Önce Narin’in yaşadığı köyden başlamak gerekiyor. Tavşantepe Köyü, muhafazakâr kimliği ile öne çıkıyor. Küçük olmakla birlikte muhafazakâr kimliği nedeniyle, radikal İslami söylemleriyle bilinen “Hüda-Par’a yakın” tanımı kullanılıyor.
Nitekim, AKP Diyarbakır Milletvekili Galip Ensarioğlu da yaptığı açıklamada, köyün Eski Refah Partisi görüşünde olduğunu vurguladı. Bugün için köy halkının AKP’ye yakın olduğunu değerlendirmek yanlış olmaz.
Kaldı ki, Narin’in kayboluşundan sonra başlayan adli süreçte mahkemece verilen yayın yasakları, gazetecilerin köye giriş ve çıkışlarına kısıtlama getirilmesi, Narin’in yaşayıp yaşamadığının tam olarak anlaşılmasını sağlayacak kamuoyu bilgilendirmelerinin zayıflığı, bu görüşü destekler nitelikte.

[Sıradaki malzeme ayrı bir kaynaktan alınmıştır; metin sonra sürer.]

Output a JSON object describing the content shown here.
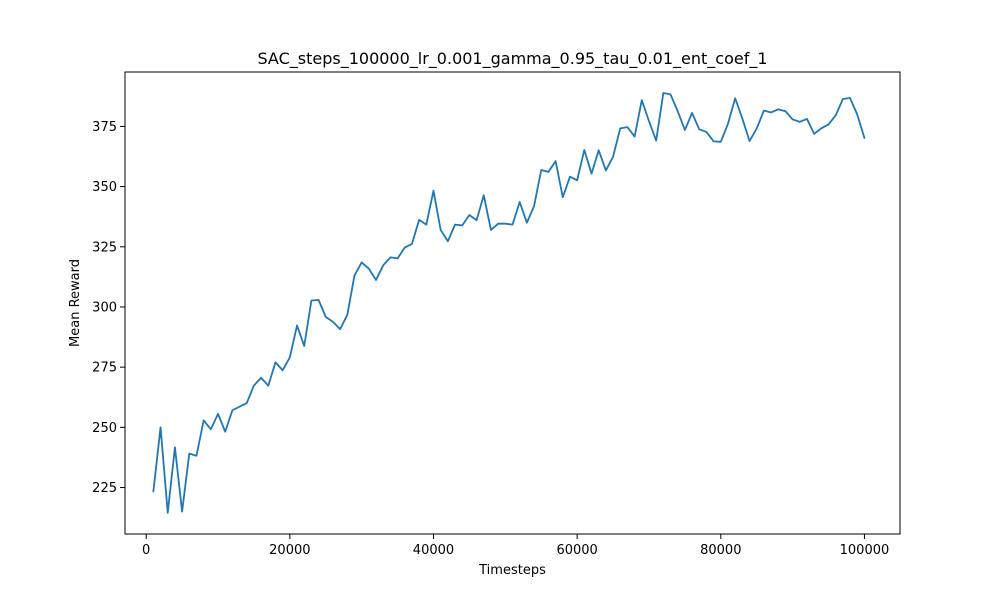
{
  "chart_data": {
    "type": "line",
    "title": "SAC_steps_100000_lr_0.001_gamma_0.95_tau_0.01_ent_coef_1",
    "xlabel": "Timesteps",
    "ylabel": "Mean Reward",
    "xlim": [
      -2950,
      104950
    ],
    "ylim": [
      205.7,
      397.6
    ],
    "xticks": [
      0,
      20000,
      40000,
      60000,
      80000,
      100000
    ],
    "yticks": [
      225,
      250,
      275,
      300,
      325,
      350,
      375
    ],
    "grid": false,
    "legend": null,
    "series": [
      {
        "color": "#1f77b4",
        "x": [
          1000,
          2000,
          3000,
          4000,
          5000,
          6000,
          7000,
          8000,
          9000,
          10000,
          11000,
          12000,
          13000,
          14000,
          15000,
          16000,
          17000,
          18000,
          19000,
          20000,
          21000,
          22000,
          23000,
          24000,
          25000,
          26000,
          27000,
          28000,
          29000,
          30000,
          31000,
          32000,
          33000,
          34000,
          35000,
          36000,
          37000,
          38000,
          39000,
          40000,
          41000,
          42000,
          43000,
          44000,
          45000,
          46000,
          47000,
          48000,
          49000,
          50000,
          51000,
          52000,
          53000,
          54000,
          55000,
          56000,
          57000,
          58000,
          59000,
          60000,
          61000,
          62000,
          63000,
          64000,
          65000,
          66000,
          67000,
          68000,
          69000,
          70000,
          71000,
          72000,
          73000,
          74000,
          75000,
          76000,
          77000,
          78000,
          79000,
          80000,
          81000,
          82000,
          83000,
          84000,
          85000,
          86000,
          87000,
          88000,
          89000,
          90000,
          91000,
          92000,
          93000,
          94000,
          95000,
          96000,
          97000,
          98000,
          99000,
          100000
        ],
        "y": [
          223.4,
          250.0,
          214.5,
          241.7,
          215.0,
          239.1,
          238.2,
          252.9,
          249.2,
          255.6,
          248.2,
          257.1,
          258.6,
          260.1,
          267.4,
          270.6,
          267.3,
          277.0,
          273.7,
          279.1,
          292.3,
          283.8,
          302.7,
          302.9,
          295.9,
          293.8,
          290.8,
          296.7,
          313.1,
          318.5,
          315.9,
          311.2,
          317.3,
          320.6,
          320.2,
          324.7,
          326.2,
          336.2,
          334.2,
          348.3,
          332.0,
          327.3,
          334.2,
          333.9,
          338.2,
          336.0,
          346.4,
          332.0,
          334.6,
          334.6,
          334.2,
          343.6,
          335.0,
          341.9,
          356.9,
          356.1,
          360.6,
          345.6,
          354.1,
          352.6,
          365.2,
          355.4,
          365.1,
          356.7,
          362.4,
          374.2,
          374.7,
          370.8,
          385.9,
          377.2,
          369.1,
          388.9,
          388.3,
          381.3,
          373.5,
          380.6,
          373.8,
          372.7,
          368.8,
          368.6,
          376.1,
          386.7,
          378.3,
          368.9,
          374.1,
          381.6,
          380.8,
          382.1,
          381.3,
          377.9,
          376.9,
          378.1,
          371.9,
          374.2,
          375.8,
          379.6,
          386.4,
          386.8,
          379.9,
          370.2
        ]
      }
    ]
  }
}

Gelişmeleri, anı anına ve yakından takip eden ülke kamuoyunun akıllarında kimi soru işaretlerinin oluşmasını sağlayacak süreçler de yaşanmadı değil, elbette.

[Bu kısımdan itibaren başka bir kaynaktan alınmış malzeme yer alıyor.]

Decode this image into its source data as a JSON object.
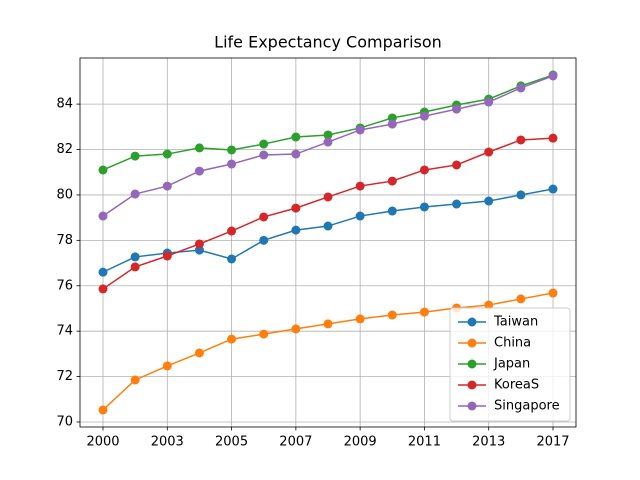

Bunlardan birisi, savcılık talimatıyla soruşturmayı yürüten kolluk gücü Jandarma’nın bölgedeki en tepe ismi Diyarbakır İl Jandarma Komutanı Tümgeneral Selçuk Yıldırım‘ın Narin’in kaybolmasından 8 gün sonra yaptığı “sona yaklaşıldığını” müjdeleyen açıklaması.
Yıldırım, kanımca durumun vahametini daha ilk günden bilen isimlerden. Herhangi bir bilgi ve kanaat sahibi olmaksızın bir adli kolluk amirinin böylesi bir açıklama yapması mümkün olmaz.
Yanı sıra, Tümgeneral Yıldırım’a büyük olasılıkla Ankara’dan “sus” talimatı gitti. Yıldırım, sonrasında bir daha kamuoyu önünde tam 11 gün sonra Diyarbakır Valisi Murat Zorluoğlu‘nun basın açıklamasında görüldü.
Okula gitmesi gerekirken, mezara konulan Narincik’in aile içinde olmaması gereken “uygunsuz” bir sürece tanıklık ettiği, kanaat önderinden edindiğim bilgilerden. Bu bilgiyi, bu satırların yazarı olarak bir hafta kadar önce öğrendiysem, bunu savcılık ve kamu görevlilerinin bilmemesi mümkün değil.
Narin’in öldürüldükten sonra çuvalla saklandığı yerde kısa sürede cesedinin geçirdiği evrenin tespiti önemli.
Eğer Narin’in cesedi, adli tıpta bilindiği şekliyle 7 – 12 gün arasında gerçekleşen “aktif çürüme” aşamasını, ardından da 13 – 50 gün içinde oluşan ileri çürüme evresini su dışında geçirdiyse ve sonrasında suya bırakıldıysa hem doku kaybı hızlanır hem de uzuv kaybı yaşanması güçlü olasılık.
Bunun adı cinayet olmamalı. Düpedüz katliam demek çok daha doğru.